Debt Consolidation is one of the most popular reasons for taking out a secured loan. The idea of reducing several monthly payments into one payment is an attractive prospect. Psychologically it lightens the burden, provides a bit more monetary freedom and makes you feel less financially trapped.
However debt consolidation is essentially a loan to replace already existing loans - you are still 'in debt' and shouldn't forget this fact otherwise you can get into even more financial problems than you were in before.
So Why Choose A Secured Loan for Debt Consolidation? There are several reasons why a secured loan could be just the ticket for consolidation your existing debt. For starters, if you are a homeowner you have the added bonus of being able to borrow much larger amounts than if you were merely applying for an unsecured loan, because the money being borrowed is secured by an asset. You can borrow as much as £100,000 with some companies, or even the full value of your home with certain lenders.
A secured loan for debt consolidation could prove to be an attractive option as they can often be paid back at a much lower interest rate, because the debt has been secured against your home. This means you may be able to combine a lot of expensive debt, such as store and credit cards, together and pay it off at a much lower interest rate.
Secured loans (also known as a homeowner loan) often have extended repayment terms.
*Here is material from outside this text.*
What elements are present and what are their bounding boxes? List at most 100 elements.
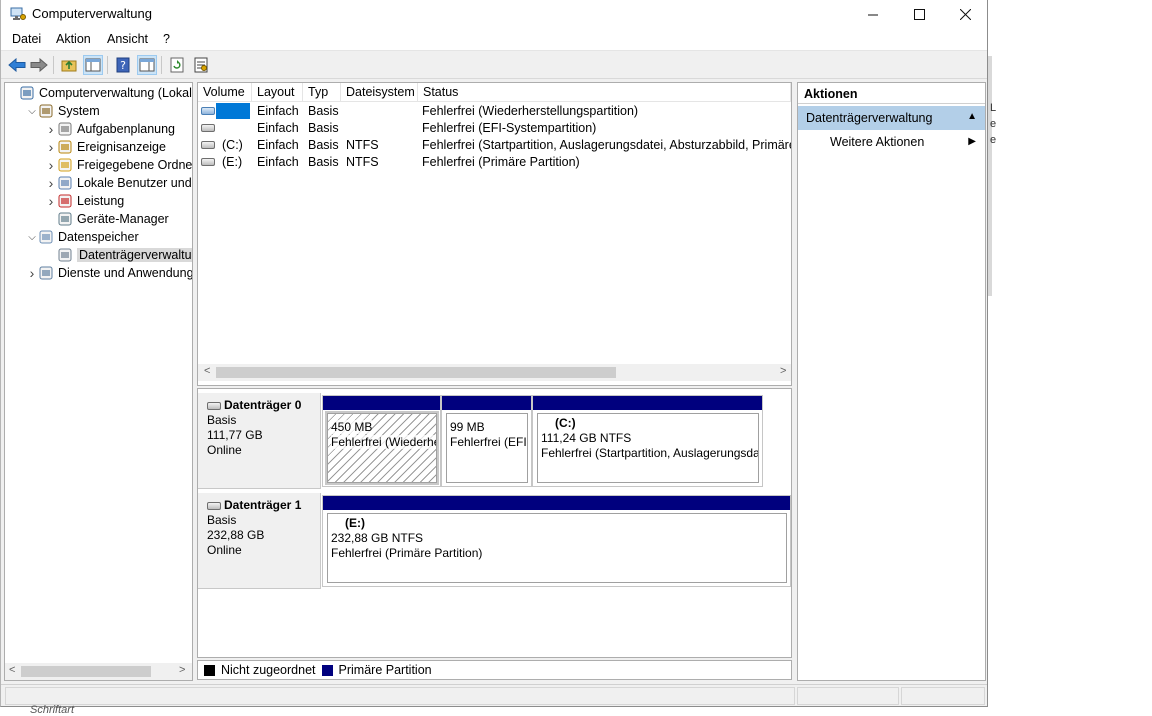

The minimum is usually 5 years but some can go up to 25 years depending on the lender. This dramatically reduces your monthly repayments which will help if you are feeling financially stretched. However don't forget that because you are paying the loan back over a longer period you will end up paying more overall in interest because of this.
If you have had bad credit ratings or credit problems in the past you may worry about whether you will be able to get a secured loan. This is generally not an issue when applying for a homeowner loan, because the security of your property's value will usually be guarantee enough for the lender.
It could be your best way to clear debt providing you choose the right deal for your circumstances and know the full facts before going ahead with anything. Be sensible and always think very carefully before borrowing money and consolidating your other debts against your home. Failure to keep up with the repayments of your mortgage or any other debts secured on it can lead to your home being repossessed.